Perspective - It's All About Where You Stand
Menachem Bar-Shalom



The other day I came across this set of four pictures I took at the Weizman Institute, some 12 years or so ago.  I want to share them, and some thoughts, with you.


It was during chol hamoed Pesach, and my family and I spent a good part of the day at an open-to-the-public science fair. At one point in the afternoon I came across this unique metal sculpture. While I can't remember which of the four angles I initially saw, after walking around it in awe for a few minutes,
I took this set of pictures, not believing that I was seeing one design that evolves into four distinct creations.

The first on the left is nice and colorful enough in its own right. I'm not sure, though, that I would have taken a picture of it, if that's all I would have seen of it. In the second perspective, the original view becomes interesting. The third view becomes even more interesting. The last perspective really blows you away. Do you see what the really creative genius artist (sorry, don't have his name) did in the "empty" space of this seemingly free-standing piece? (I'm not telling - you have to see it yourself).     

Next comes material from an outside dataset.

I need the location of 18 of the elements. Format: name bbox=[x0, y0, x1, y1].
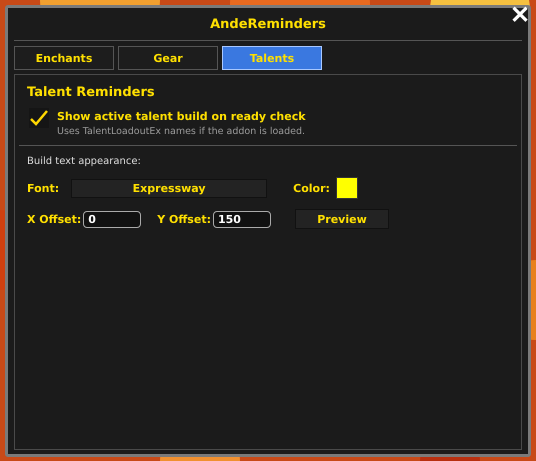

I find this to be an absolutely amazing - and thought provoking - work of art (maybe this can be "photo-shopped" and made to spin around so that you can see it from every angle, as I did walking around it). It teaches us, with no words, that life is about different perspectives, about moving just a little - physically and/or mentally - to see what we (think we) see, slightly, or more than slightly, differently. And in making that little effort, the difference between angle #1 and angle #4 is a difference between night and day, between hot and cold, between anger and understanding, between sadness and hope, between irrational and thoughtful.............

Each of us, every human being, every one of G-d's creations, at almost every age, are as "shooting stars". We all are constantly in motion - physically, mentally, spiritually - and in that frenzy of motion, we come into contact - by design or by accident - with others, whether they be family, friends, neighbors, co-workers, or strangers. The nature of that coming-into-contact is defined by our perspective at that moment of contact - how we see them in relation to us, or how we see ourselves in relation to them, which is also about one's perspective.

We are not inanimate "shooting stars", though the pace of our lives sometimes (often?) makes us feel that we are just that.  Rather we are created in G'd's image, and we have to rapidly apply the "brakes" in the split second before actual contact - be it verbal, physical or otherwise. It's not easy, but just as in driving any kind of vehicle, it is very necessary.     

Keep this as a reminder that life isn't always how we perceive it. It's about what we make of it.